Святой приходит на помощь:
Незадолго до рассвета явился святой шейх Зайн эд-Дин аль-Джунайди аль-Исфахани, обладатель чуда и заступничества, и смежил веки усталому Хасан Беку. Проверив, что его сторож и вправду спит, Орхан неслышно поднялся и канул прочь. Удача была с ним и дальше – ему удалось увести с тележки куртку краснорожего продавца огурцов, пока тот ругался с кричавшими про обвес покупателями. В тот же день его видели за Кучук-базаром, где он ел чорбу с требухой, миску за миской и несколько иносказательно излагал, как его кинул дружок, сукин сын, в одном весьма важном деле, на что слушатели больше помалкивали.

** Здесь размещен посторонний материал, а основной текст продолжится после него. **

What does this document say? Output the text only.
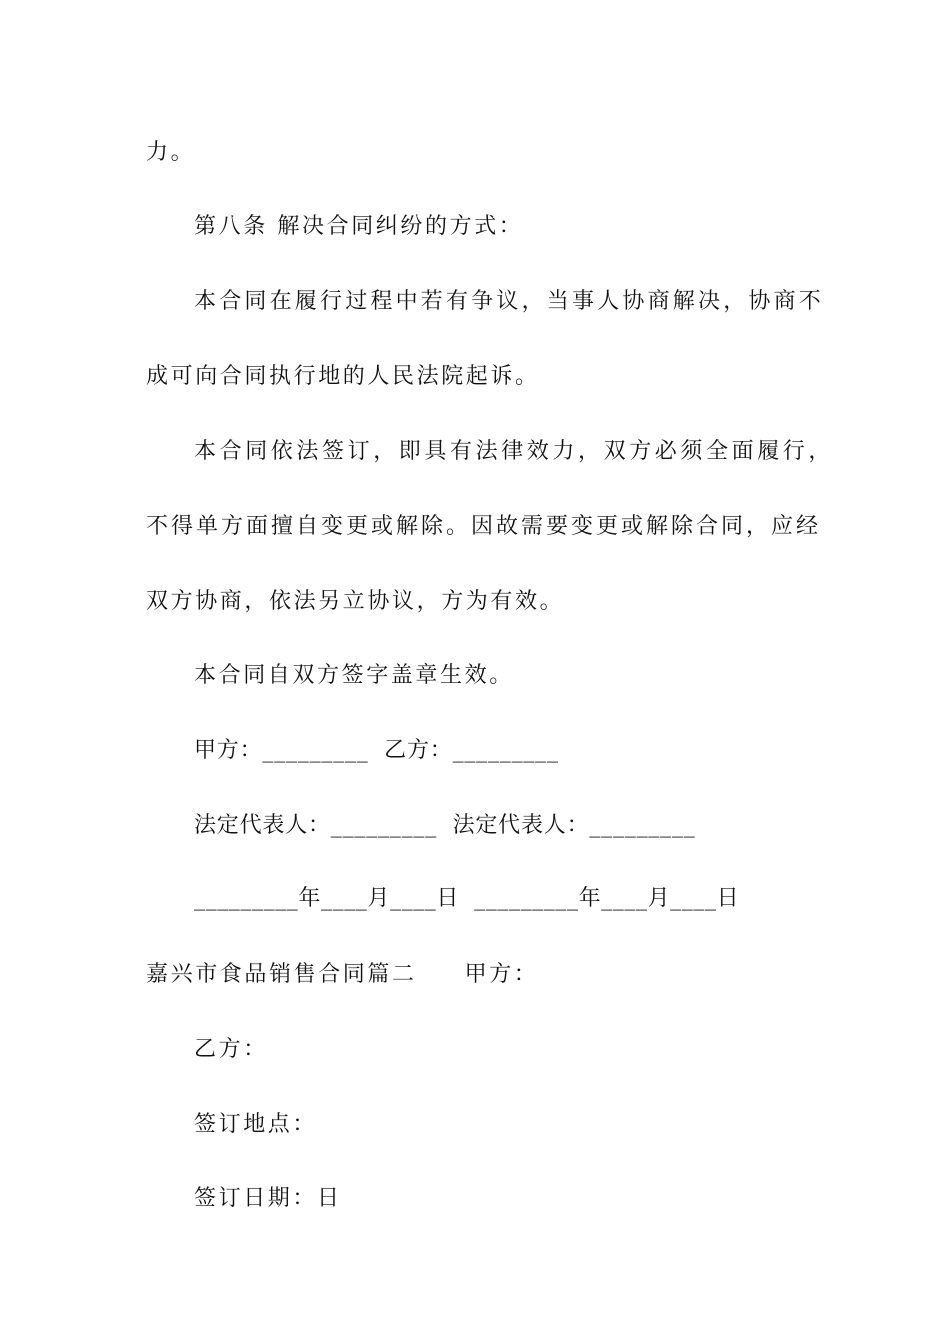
力。
第八条 解决合同纠纷的方式：
本合同在履行过程中若有争议，当事人协商解决，协商不
成可向合同执行地的人民法院起诉。
本合同依法签订，即具有法律效力，双方必须全面履行，
不得单方面擅自变更或解除。因故需要变更或解除合同，应经
双方协商，依法另立协议，方为有效。
本合同自双方签字盖章生效。
甲方：_________  乙方：_________
法定代表人：_________  法定代表人：_________
_________年____月____日  _________年____月____日
嘉兴市食品销售合同篇二     甲方：
乙方：
签订地点：
签订日期：日
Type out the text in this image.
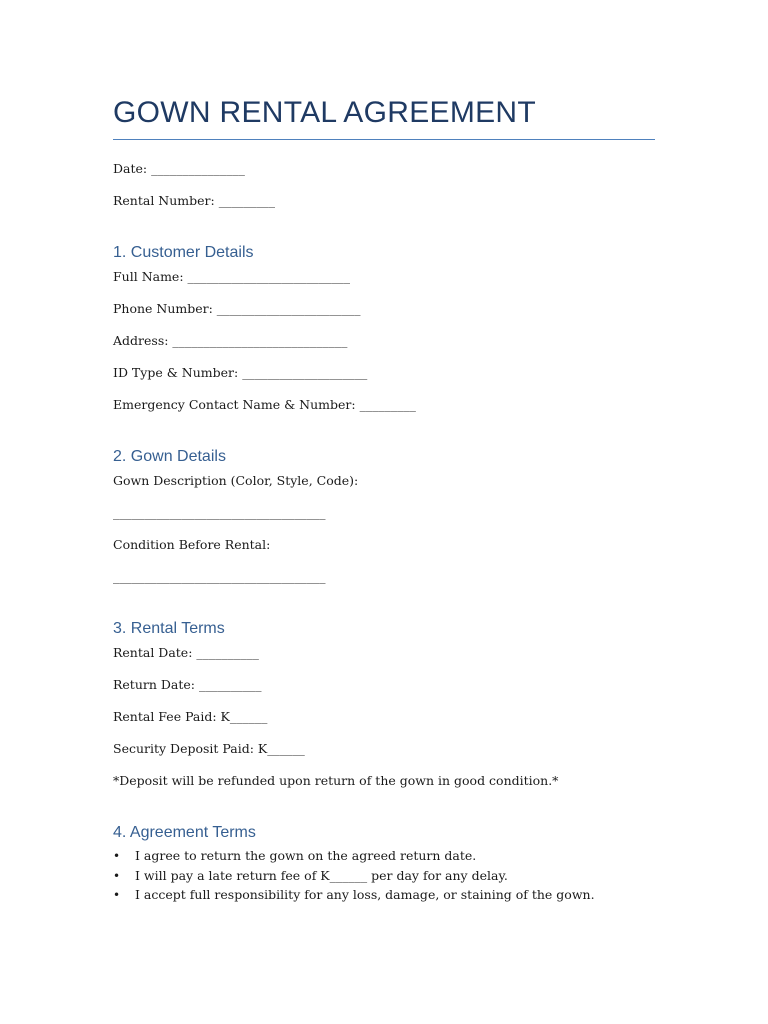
GOWN RENTAL AGREEMENT
Date: _______________
Rental Number: _________
1. Customer Details
Full Name: __________________________
Phone Number: _______________________
Address: ____________________________
ID Type & Number: ____________________
Emergency Contact Name & Number: _________
2. Gown Details
Gown Description (Color, Style, Code):
__________________________________
Condition Before Rental:
__________________________________
3. Rental Terms
Rental Date: __________
Return Date: __________
Rental Fee Paid: K______
Security Deposit Paid: K______
*Deposit will be refunded upon return of the gown in good condition.*
4. Agreement Terms
• I agree to return the gown on the agreed return date.
• I will pay a late return fee of K______ per day for any delay.
• I accept full responsibility for any loss, damage, or staining of the gown.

Святой не приходит на помощь:
– Пора, брат, – сказал Хасан.
Прокричал муэдзин, а за ним другой. Мрак заметно поредел. Они привычно стряхнули одежды и тех чертенят, которые любят забираться к людям, ночующим в пустом месте. Потом отлили каждый в своем углу, стараясь не садиться спиной друг к другу. Ночью они обсудили будущее ограбление, и вышло, что каждый из них зарезал по десятку, если не больше сынов Адама, но оба тосковали и знали, что все вранье, а нынче им взаправду идти на мокрое, а там и на меч палача в случае провала.
Облом:
Все-таки они оказались не самыми большими неудачниками в Стамбуле, и первым мимо их засады прошел не силач и не воин, а мирный лавочник, которого дернула нелегкая встать в такую рань на молитву. Тыча в спешке ножами и мешая друг другу, злодеи стали сдирать с него плащ и шарить по телу в поисках кошелька и чего там случится ценного. Лавочник же, вместо того, чтоб расстаться со своим барахлом, вертелся у них в руках, увеличивал путаницу и причитал: “Это ошибка, благодетели мои, львы и тигры ислама! Я нищий каландар, к тому ж я друг и слуга Аслан Бека и Явуз Хана, живи они триста лет!” Имена этих почтенных мародеров ничего не говорили нашим разбойникам, поэтому Хасан-бек, ухватив жертву за горло, пригрозил шепотом: “Заткнись, собачий сын, и давай деньги, пока жив!” Может, они б и добыли свою мзду, но в переулке показались люди, и жулики пустились бегом, что, впрочем, случается в лихом промысле.
Проспал:
Хасан очнулся в сером полумраке бани, понял, что он один и проспал, и ему стало легче. Ночью он просил у шейха заступничества перед Аллахом всевышним, обещая невесть что, лишь бы пережить это утро невредимым. Так и вышло, а там – Господь велик и не даст ему умереть с голоду, но сначала надо было найти этого сукина сына Орхана, предателя и клятвопреступника, и содрать с него отступного.